Baggage and technical debt
Another headache for identity professionals is the fact most organizations don’t move cleanly from one identity solution to the next. Identity moves fast, and yesterday’s solutions may be of limited use today. Organizations gather technical debt, including solutions around identity. They may begin using CA and Active Directory before switching to federation services and then to an Okta platform before settling lastly on Microsoft Entra – all within the span of 15 to 20 years. There’s also the technology baggage that accompanies a merger or acquisition when identity solutions differ between two conjoining companies.
Add in a high volume of onboarding and expeditiously offboarding during the transition, and identity finds itself unable to keep up with demand, leaving room for an insider or outside force to surreptitiously weaken security defenses.
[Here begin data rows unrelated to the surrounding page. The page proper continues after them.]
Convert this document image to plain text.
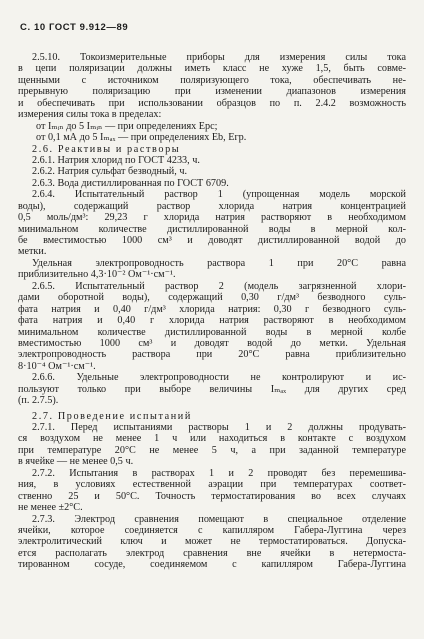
С. 10 ГОСТ 9.912—89
2.5.10. Токоизмерительные приборы для измерения силы тока
в цепи поляризации должны иметь класс не хуже 1,5, быть совме-
щенными с источником поляризующего тока, обеспечивать не-
прерывную поляризацию при изменении диапазонов измерения
и обеспечивать при использовании образцов по п. 2.4.2 возможность
измерения силы тока в пределах:
от Iₘᵢₙ до 5 Iₘᵢₙ — при определениях Eрс;
от 0,1 мА до 5 Iₘₐₓ — при определениях Eb, Eгр.
2.6. Реактивы и растворы
2.6.1. Натрия хлорид по ГОСТ 4233, ч.
2.6.2. Натрия сульфат безводный, ч.
2.6.3. Вода дистиллированная по ГОСТ 6709.
2.6.4. Испытательный раствор 1 (упрощенная модель морской
воды), содержащий раствор хлорида натрия концентрацией
0,5 моль/дм³: 29,23 г хлорида натрия растворяют в необходимом
минимальном количестве дистиллированной воды в мерной кол-
бе вместимостью 1000 см³ и доводят дистиллированной водой до
метки.
Удельная электропроводность раствора 1 при 20°С равна
приблизительно 4,3·10⁻² Ом⁻¹·см⁻¹.
2.6.5. Испытательный раствор 2 (модель загрязненной хлори-
дами оборотной воды), содержащий 0,30 г/дм³ безводного суль-
фата натрия и 0,40 г/дм³ хлорида натрия: 0,30 г безводного суль-
фата натрия и 0,40 г хлорида натрия растворяют в необходимом
минимальном количестве дистиллированной воды в мерной колбе
вместимостью 1000 см³ и доводят водой до метки. Удельная
электропроводность раствора при 20°С равна приблизительно
8·10⁻⁴ Ом⁻¹·см⁻¹.
2.6.6. Удельные электропроводности не контролируют и ис-
пользуют только при выборе величины Iₘₐₓ для других сред
(п. 2.7.5).
2.7. Проведение испытаний
2.7.1. Перед испытаниями растворы 1 и 2 должны продувать-
ся воздухом не менее 1 ч или находиться в контакте с воздухом
при температуре 20°С не менее 5 ч, а при заданной температуре
в ячейке — не менее 0,5 ч.
2.7.2. Испытания в растворах 1 и 2 проводят без перемешива-
ния, в условиях естественной аэрации при температурах соответ-
ственно 25 и 50°С. Точность термостатирования во всех случаях
не менее ±2°С.
2.7.3. Электрод сравнения помещают в специальное отделение
ячейки, которое соединяется с капилляром Габера-Луггина через
электролитический ключ и может не термостатироваться. Допуска-
ется располагать электрод сравнения вне ячейки в нетермоста-
тированном сосуде, соединяемом с капилляром Габера-Луггина
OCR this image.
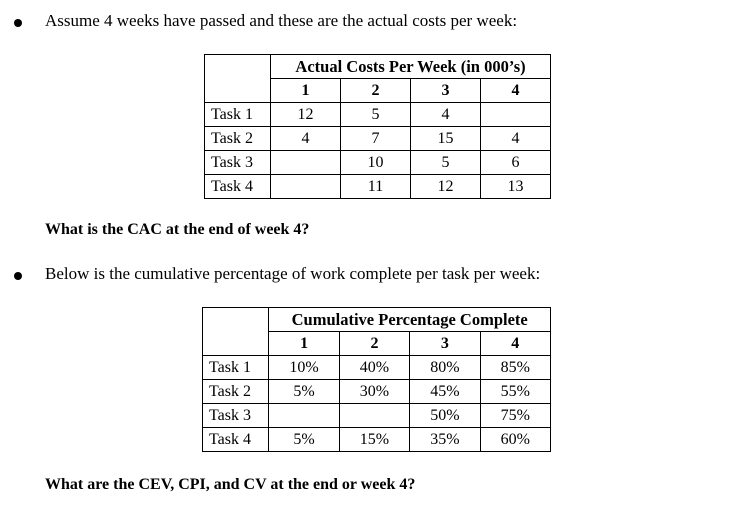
Assume 4 weeks have passed and these are the actual costs per week:
	Actual Costs Per Week (in 000’s)			
	1	2	3	4
Task 1	12	5	4	
Task 2	4	7	15	4
Task 3		10	5	6
Task 4		11	12	13
What is the CAC at the end of week 4?
Below is the cumulative percentage of work complete per task per week:
	Cumulative Percentage Complete			
	1	2	3	4
Task 1	10%	40%	80%	85%
Task 2	5%	30%	45%	55%
Task 3			50%	75%
Task 4	5%	15%	35%	60%
What are the CEV, CPI, and CV at the end or week 4?
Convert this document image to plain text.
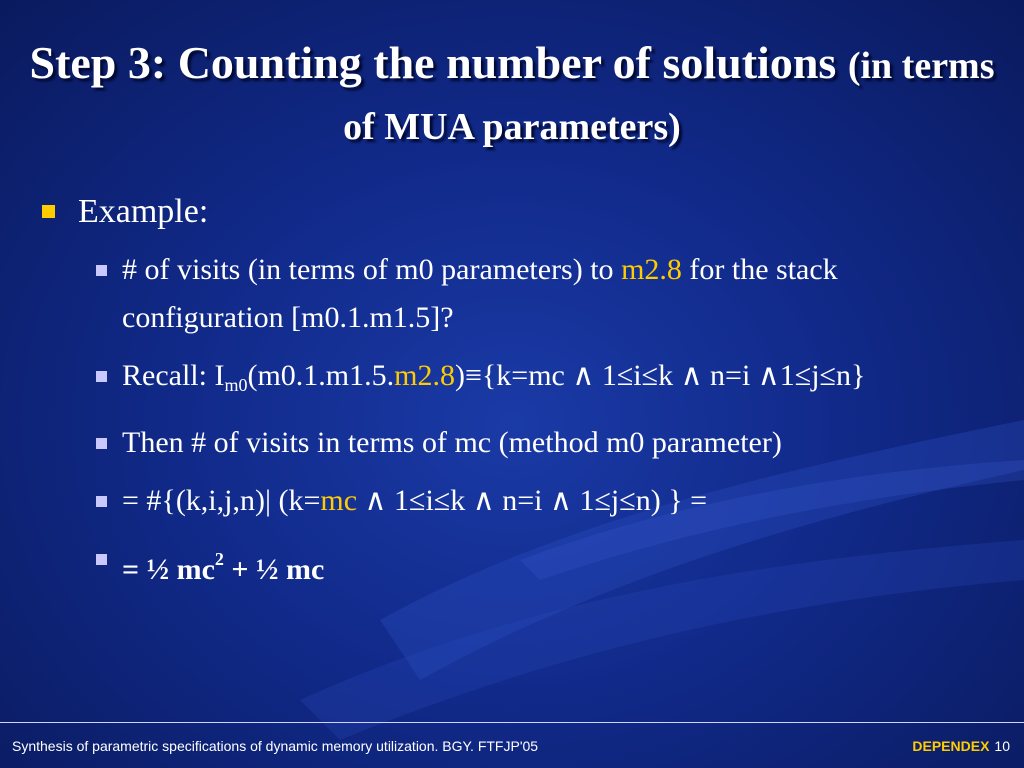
Step 3: Counting the number of solutions (in terms of MUA parameters)
Example:
# of visits (in terms of m0 parameters) to m2.8 for the stack configuration [m0.1.m1.5]?
Recall: $I_{m0}(m0.1.m1.5.m2.8)\equiv\{k=mc$ ∧ 1≤i≤k ∧ n=i ∧1≤j≤n}
Then # of visits in terms of mc (method m0 parameter)
= #{(k,i,j,n)| (k=mc ∧ 1≤i≤k ∧ n=i ∧ 1≤j≤n) } =
= ½ $mc^2$ + ½ mc
Synthesis of parametric specifications of dynamic memory utilization. BGY. FTFJP'05	DEPENDEX 10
Building a more identity-centric security strategy
Identity needs to be foremost in any security strategy since we’ve ample evidence it remains a frequent target. Most breaches today originate with identity through human error, social engineering or phishing. Solutions providers like Cisco are offering cybersecurity tools that bring together the worlds of identity, networking and security to detect and prevent these identity threats.
Solutions like Cisco Duo, Cisco Identity Intelligence, and Cisco Secure Access can minimize exposure. Cisco Duo protects access to applications and data with strong multi-factor authentication, while Cisco Secure Access emphasizes secure remote connectivity to prevent unsanctioned users from gaining access. Additionally, Cisco Identity Intelligence uses AI to analyze user behavior and identity data to proactively clean up vulnerable identities and to detect identity-based security threats.
Most organizations use a variety of solutions collected over the years that now reside in the cloud, on premises or in hybrid environments. That’s why an platform approach is so important. It also needs to be easy to deploy and easy for end users to manage.
Identity isn’t just the new perimeter, as we like to say. It’s the only perimeter standing between attackers and the assets we’re all charged with protecting. It’s time we developed a more identity-centric strategy that reflects that reality.